After looking over the car and doing some research, we realized that our engine swap would be a weekend project. We also learned that some states will allow you to upgrade your engine, but some states, like California, have the most restrictions. Fortunately, this tech was being done on an Arizona car, and thanks to the state’s rolling smog law, we were able to legally replace the engine with this newer replacement motor. Before attempting this at home, you should also make sure that you could do this repair without raising too many eyebrows in your neighborhood.
When we started off on this piece, we figured that we would take an affordable G-body (in this case a Buick Regal) and show you how to update the drive train with something more affordable and easier to work on. We called Summit Racing and ordered everything that we thought we needed for our engine swap. Now see how this weekend project unfolds, as we install a new Summit Racing/Holley engine into this ‘84 Regal.

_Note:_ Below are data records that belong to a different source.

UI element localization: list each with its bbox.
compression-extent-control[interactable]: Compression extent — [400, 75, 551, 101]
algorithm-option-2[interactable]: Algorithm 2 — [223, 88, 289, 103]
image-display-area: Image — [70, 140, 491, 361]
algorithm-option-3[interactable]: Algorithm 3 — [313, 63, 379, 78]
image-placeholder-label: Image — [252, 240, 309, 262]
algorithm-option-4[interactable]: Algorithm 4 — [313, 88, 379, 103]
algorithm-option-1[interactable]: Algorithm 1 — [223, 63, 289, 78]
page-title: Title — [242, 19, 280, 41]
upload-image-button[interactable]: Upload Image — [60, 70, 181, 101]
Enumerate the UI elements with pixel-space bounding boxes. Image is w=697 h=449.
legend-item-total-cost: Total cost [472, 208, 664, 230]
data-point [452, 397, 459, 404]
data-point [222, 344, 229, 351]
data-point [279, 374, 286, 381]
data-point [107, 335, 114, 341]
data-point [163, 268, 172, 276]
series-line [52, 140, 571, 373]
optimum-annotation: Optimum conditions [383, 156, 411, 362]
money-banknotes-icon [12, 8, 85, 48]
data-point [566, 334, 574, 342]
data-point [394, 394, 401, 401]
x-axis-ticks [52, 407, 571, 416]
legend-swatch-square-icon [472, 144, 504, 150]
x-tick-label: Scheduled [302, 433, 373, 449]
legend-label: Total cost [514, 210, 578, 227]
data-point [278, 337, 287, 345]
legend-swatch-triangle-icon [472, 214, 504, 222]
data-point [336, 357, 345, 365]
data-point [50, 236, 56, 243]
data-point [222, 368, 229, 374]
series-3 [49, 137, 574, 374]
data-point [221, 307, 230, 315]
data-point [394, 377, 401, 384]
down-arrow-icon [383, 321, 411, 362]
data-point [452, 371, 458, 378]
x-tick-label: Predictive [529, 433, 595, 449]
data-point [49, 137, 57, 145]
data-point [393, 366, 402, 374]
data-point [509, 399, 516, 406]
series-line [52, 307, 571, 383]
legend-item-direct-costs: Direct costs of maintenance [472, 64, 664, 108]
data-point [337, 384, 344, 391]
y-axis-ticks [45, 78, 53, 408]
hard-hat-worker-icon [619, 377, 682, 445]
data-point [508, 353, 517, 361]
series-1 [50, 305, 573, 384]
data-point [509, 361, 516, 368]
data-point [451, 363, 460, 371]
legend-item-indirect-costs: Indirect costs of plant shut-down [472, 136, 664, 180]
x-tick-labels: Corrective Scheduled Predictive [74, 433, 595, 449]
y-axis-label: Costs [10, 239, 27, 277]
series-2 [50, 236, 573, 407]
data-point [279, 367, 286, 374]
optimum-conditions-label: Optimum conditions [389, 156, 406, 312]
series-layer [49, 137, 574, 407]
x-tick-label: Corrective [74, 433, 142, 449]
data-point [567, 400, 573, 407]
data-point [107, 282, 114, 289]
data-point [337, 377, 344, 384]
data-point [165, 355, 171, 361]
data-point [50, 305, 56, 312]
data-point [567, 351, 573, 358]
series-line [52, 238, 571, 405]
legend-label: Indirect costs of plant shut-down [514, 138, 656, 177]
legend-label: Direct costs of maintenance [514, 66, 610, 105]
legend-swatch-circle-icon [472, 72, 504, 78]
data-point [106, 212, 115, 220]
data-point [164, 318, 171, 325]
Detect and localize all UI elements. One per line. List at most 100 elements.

1. This ’84 Regal was ready for a small-block 350.
2. We started off by disconnecting the battery. This should help prevent sparks and the ground out of any components.

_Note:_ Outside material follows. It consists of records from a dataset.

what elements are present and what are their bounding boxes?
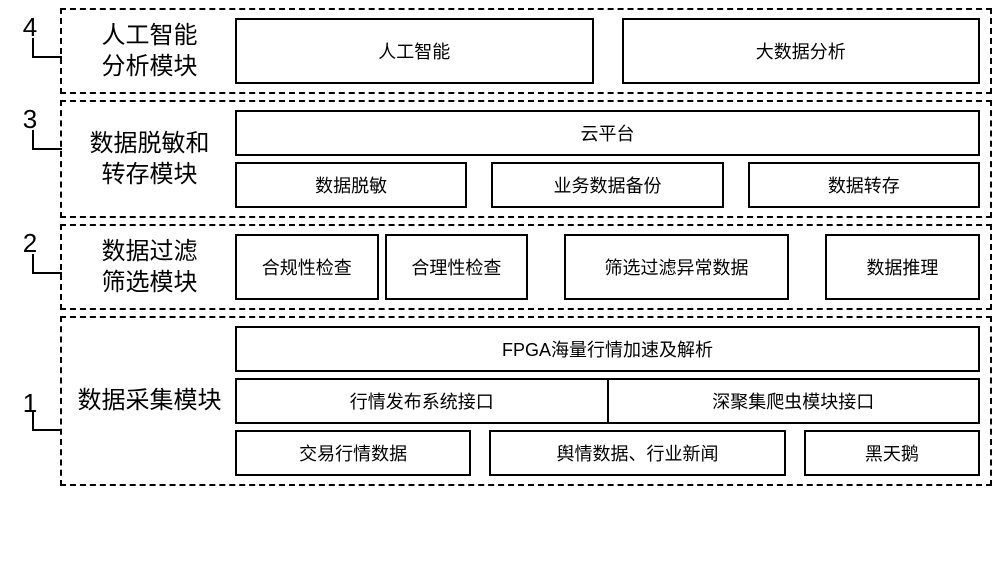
content-row: 交易行情数据 舆情数据、行业新闻 黑天鹅 [235, 430, 980, 476]
box-transfer: 数据转存 [748, 162, 980, 208]
box-trade-data: 交易行情数据 [235, 430, 471, 476]
layer-number-4: 4 [0, 8, 60, 94]
layer-2: 2 数据过滤 筛选模块 合规性检查 合理性检查 筛选过滤异常数据 数据推理 [0, 224, 992, 310]
connector-line [32, 130, 62, 150]
layer-title-1: 数据采集模块 [72, 385, 227, 416]
layer-number-1: 1 [0, 316, 60, 486]
spacer [797, 234, 817, 300]
content-row: 数据脱敏 业务数据备份 数据转存 [235, 162, 980, 208]
layer-title-2: 数据过滤 筛选模块 [72, 236, 227, 298]
box-reason: 合理性检查 [385, 234, 529, 300]
layer-4: 4 人工智能 分析模块 人工智能 大数据分析 [0, 8, 992, 94]
layer-title-3: 数据脱敏和 转存模块 [72, 128, 227, 190]
layer-container-3: 数据脱敏和 转存模块 云平台 数据脱敏 业务数据备份 数据转存 [60, 100, 992, 218]
box-ai: 人工智能 [235, 18, 594, 84]
box-backup: 业务数据备份 [491, 162, 723, 208]
box-cloud: 云平台 [235, 110, 980, 156]
connector-line [32, 38, 62, 58]
box-news-data: 舆情数据、行业新闻 [489, 430, 785, 476]
layer-container-2: 数据过滤 筛选模块 合规性检查 合理性检查 筛选过滤异常数据 数据推理 [60, 224, 992, 310]
box-filter-abnormal: 筛选过滤异常数据 [564, 234, 789, 300]
content-row: 合规性检查 合理性检查 筛选过滤异常数据 数据推理 [235, 234, 980, 300]
layer-content-3: 云平台 数据脱敏 业务数据备份 数据转存 [235, 110, 980, 208]
title-line1: 数据脱敏和 [90, 128, 210, 159]
layer-container-1: 数据采集模块 FPGA海量行情加速及解析 行情发布系统接口 深聚集爬虫模块接口 … [60, 316, 992, 486]
title-line1: 数据采集模块 [78, 385, 222, 416]
box-fpga: FPGA海量行情加速及解析 [235, 326, 980, 372]
layer-3: 3 数据脱敏和 转存模块 云平台 数据脱敏 业务数据备份 数据转存 [0, 100, 992, 218]
box-compliance: 合规性检查 [235, 234, 379, 300]
title-line1: 人工智能 [102, 20, 198, 51]
connector-line [32, 254, 62, 274]
layer-container-4: 人工智能 分析模块 人工智能 大数据分析 [60, 8, 992, 94]
layer-content-2: 合规性检查 合理性检查 筛选过滤异常数据 数据推理 [235, 234, 980, 300]
content-row: FPGA海量行情加速及解析 [235, 326, 980, 372]
layer-1: 1 数据采集模块 FPGA海量行情加速及解析 行情发布系统接口 深聚集爬虫模块接… [0, 316, 992, 486]
layer-content-4: 人工智能 大数据分析 [235, 18, 980, 84]
title-line2: 分析模块 [102, 51, 198, 82]
title-line2: 转存模块 [90, 159, 210, 190]
content-row: 云平台 [235, 110, 980, 156]
box-desens: 数据脱敏 [235, 162, 467, 208]
layer-title-4: 人工智能 分析模块 [72, 20, 227, 82]
connector-line [32, 411, 62, 431]
box-quote-api: 行情发布系统接口 [235, 378, 609, 424]
layer-number-2: 2 [0, 224, 60, 310]
title-line1: 数据过滤 [102, 236, 198, 267]
box-crawler-api: 深聚集爬虫模块接口 [607, 378, 981, 424]
box-blackswan: 黑天鹅 [804, 430, 980, 476]
layer-number-3: 3 [0, 100, 60, 218]
content-row: 人工智能 大数据分析 [235, 18, 980, 84]
spacer [536, 234, 556, 300]
title-line2: 筛选模块 [102, 267, 198, 298]
content-row: 行情发布系统接口 深聚集爬虫模块接口 [235, 378, 980, 424]
box-infer: 数据推理 [825, 234, 980, 300]
layer-content-1: FPGA海量行情加速及解析 行情发布系统接口 深聚集爬虫模块接口 交易行情数据 … [235, 326, 980, 476]
box-bigdata: 大数据分析 [622, 18, 981, 84]
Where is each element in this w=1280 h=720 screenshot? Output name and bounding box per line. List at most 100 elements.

3. The old engine was disassembled, leaving it ready to get pulled out.
4. You are going to have to disconnect the exhaust manifolds and the transmission, so it will require you to access the engine from under the car.
5. The exhaust needed to be disconnected to access the motor mounts.
6. Using a dedicated catch pan, we removed the antifreeze giving us the option to re-use the antifreeze if it was still good and we wanted to do so.
7. On this particular car we were able to keep the hood lined up by unbolting the hood shocks towers allowing us to hold the hood straight up. This gave us much room to allow the engines to be removed and installed without obstacles.
8. When holding your hood up, make sure not to over stretch the hood as you can easily crack the windshield if the hood touches the glass.
9. To help avoid getting fluids on the ground we used a zip lock bag and tie strap; which will help catch some of the fluids while you remove the engine.
10. With everything loosened, the old engine came out with ease.
11. The engine compartment was ready to receive its new small block.
12. Since we didn’t know which holes on the frame would line up with the motor mounts in place, we bolted the motor mounts to the engine, allowing us to center the engine in the right place.
13. One of the last steps before dropping in the engine is to install the flywheel that will bolt up to the 200R transmission.
14. For this install, we opted to use a carb mount engine lift plate to help keep the engine level.
15. This engine just needed some guidance and should be connected to the transmission once it is lined up.
16. The AC lines were reconnected and the system was ready to be recharged.
17. This Holley carb was ready to help the small block run.
18. The engine was in and only needed a few things to make it run.
19. Having everything on hand from Summit Racing made this weekend project easy.